Socket 775 mobo issues

Associate
Joined
13 Oct 2011
Posts
4
I have an old MSI P7N Diamond mobo with an Intel Q6600 cpu. I've been having problems lately where the system just randomly reboots itself regardless of what I am doing. On investigation, it looks like my southbridge is damaged as on boot, it's sitting at 60 degrees and quite often goes into the 70's. When playing BF3 I've noticed this hit 75.

So this is my question to you. I can't afford to replace my cpu and everything else and appreciate that socket 775 chipsets are old now but what would be my best option? I'm hoping that I can just replace my mobo but not sure with what.

I currently have a BFG GTX 275 but would like the option to SLi them if I ever get another and have 4gb of PC6400 ram (I think its DDR2).

Thanks in advance for you help!
 
Hi there,

I am assuming that the board is now out of its warranty period, so you could have a go at fixing it yourself.

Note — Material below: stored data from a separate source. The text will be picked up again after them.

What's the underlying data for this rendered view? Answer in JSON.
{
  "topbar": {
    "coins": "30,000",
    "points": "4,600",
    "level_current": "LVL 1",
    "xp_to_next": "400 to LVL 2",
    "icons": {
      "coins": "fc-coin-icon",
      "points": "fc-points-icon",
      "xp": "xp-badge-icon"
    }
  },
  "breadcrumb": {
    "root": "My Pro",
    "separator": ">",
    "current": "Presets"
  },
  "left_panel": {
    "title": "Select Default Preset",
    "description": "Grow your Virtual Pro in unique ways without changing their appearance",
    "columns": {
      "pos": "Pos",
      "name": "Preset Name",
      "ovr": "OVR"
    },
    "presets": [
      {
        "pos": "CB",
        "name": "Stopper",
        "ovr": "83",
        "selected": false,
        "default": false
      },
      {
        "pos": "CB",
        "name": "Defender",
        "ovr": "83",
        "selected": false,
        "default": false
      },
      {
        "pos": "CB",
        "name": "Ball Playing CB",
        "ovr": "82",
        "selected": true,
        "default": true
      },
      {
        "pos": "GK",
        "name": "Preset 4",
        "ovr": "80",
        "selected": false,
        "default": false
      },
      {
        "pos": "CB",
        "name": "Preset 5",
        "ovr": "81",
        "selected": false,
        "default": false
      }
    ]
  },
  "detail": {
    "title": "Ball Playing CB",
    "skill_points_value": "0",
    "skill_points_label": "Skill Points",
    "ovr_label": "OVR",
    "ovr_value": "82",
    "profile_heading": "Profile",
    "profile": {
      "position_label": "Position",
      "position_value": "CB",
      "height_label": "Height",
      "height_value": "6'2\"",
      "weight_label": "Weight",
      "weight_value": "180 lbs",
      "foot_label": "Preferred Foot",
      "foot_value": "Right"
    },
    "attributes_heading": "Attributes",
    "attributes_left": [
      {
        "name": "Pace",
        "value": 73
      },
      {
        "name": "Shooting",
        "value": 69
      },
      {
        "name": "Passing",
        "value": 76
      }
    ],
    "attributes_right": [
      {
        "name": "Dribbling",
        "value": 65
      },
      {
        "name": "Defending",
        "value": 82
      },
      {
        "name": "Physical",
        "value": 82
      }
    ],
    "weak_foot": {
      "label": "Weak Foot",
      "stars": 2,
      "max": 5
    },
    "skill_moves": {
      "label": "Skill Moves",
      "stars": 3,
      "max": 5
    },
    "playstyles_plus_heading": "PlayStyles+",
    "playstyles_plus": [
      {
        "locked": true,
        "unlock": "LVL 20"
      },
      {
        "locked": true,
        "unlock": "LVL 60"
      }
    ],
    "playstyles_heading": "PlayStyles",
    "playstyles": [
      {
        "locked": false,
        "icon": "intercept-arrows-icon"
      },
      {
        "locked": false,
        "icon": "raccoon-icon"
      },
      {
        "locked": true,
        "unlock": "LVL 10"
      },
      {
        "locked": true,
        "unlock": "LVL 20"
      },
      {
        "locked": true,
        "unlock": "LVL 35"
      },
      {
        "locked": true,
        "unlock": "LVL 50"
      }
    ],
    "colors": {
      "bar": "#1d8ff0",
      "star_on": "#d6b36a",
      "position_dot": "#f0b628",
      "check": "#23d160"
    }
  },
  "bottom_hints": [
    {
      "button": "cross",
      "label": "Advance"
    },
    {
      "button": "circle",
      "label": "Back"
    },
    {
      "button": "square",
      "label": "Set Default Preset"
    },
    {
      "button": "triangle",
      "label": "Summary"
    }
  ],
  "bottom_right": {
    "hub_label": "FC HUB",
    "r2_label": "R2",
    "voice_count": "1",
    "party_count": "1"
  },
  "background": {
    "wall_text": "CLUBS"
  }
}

If you are willing to go down this route then the first thing to do would be to disconnect the large motherboard heatsink from the board, clean the chips and heatsink contact surfaces, apply new thermal paste and then re-attach the heatsink. With any luck this will solve your chipset overheating issue (also adding a small fan like an antec spotcool to blow on the main heatsink fin area may also help).

However, the simplest fix would be to buy a new s775 board second hand. The best chipset to go for is the Intel P45 - which is a really excellent chipset and these boards often use the same southbridge as the Intel X58 boards, so good quality stuff. Of all the P45 boards the ones to look out for are the ASUS P5Q series, these are the ones I would go for and regularly sell for less than £50:

P5Q-E
P5Q Pro
P5Q Premium
P5Q Deluxe
P5Q Pro Turbo

With one of these boards you can expect good board temperatures and very nice overclocking (many of these will hit 500MHz FSB). However, like all intel chipset boards of this generation they don't officially support SLI - the only boards that officially do are the Nvidia chipset boards (like yours) but unfortunately these are all pants and not worth buying.

Instead I would go with the P45 board and try hacking SLI using this if you really want to add a second nvidia GPU.
 
Last edited:
Yeah it is unfortunately.

I've stripped off the entire heatsink and re-applied themral comp to the chips. It did make a hell of a difference but not completely fix the problem. When I got the SB off, it looked like the original compound hadn't been applied properly as a corner of the chip wasn't covered. I also stuck a fan over the SB.

It's strange because sometimes it will just reboot when loading a game but then it will let me load it straight way and I can be good for hours before it will randomly do it again.

Thanks for the suggestion, I will have a look as the ASUS boards.

Ben
 
The best would probably be the P5Q Deluxe - that used to be the top-end board and it is quality through and through.

However, it is really all to do with availability and price these days since these boards stopped being sold new a long time ago. Any of the boards I listed above would make for a really nice match with a Q6600 CPU -so cast the net out wide and see what you pull in.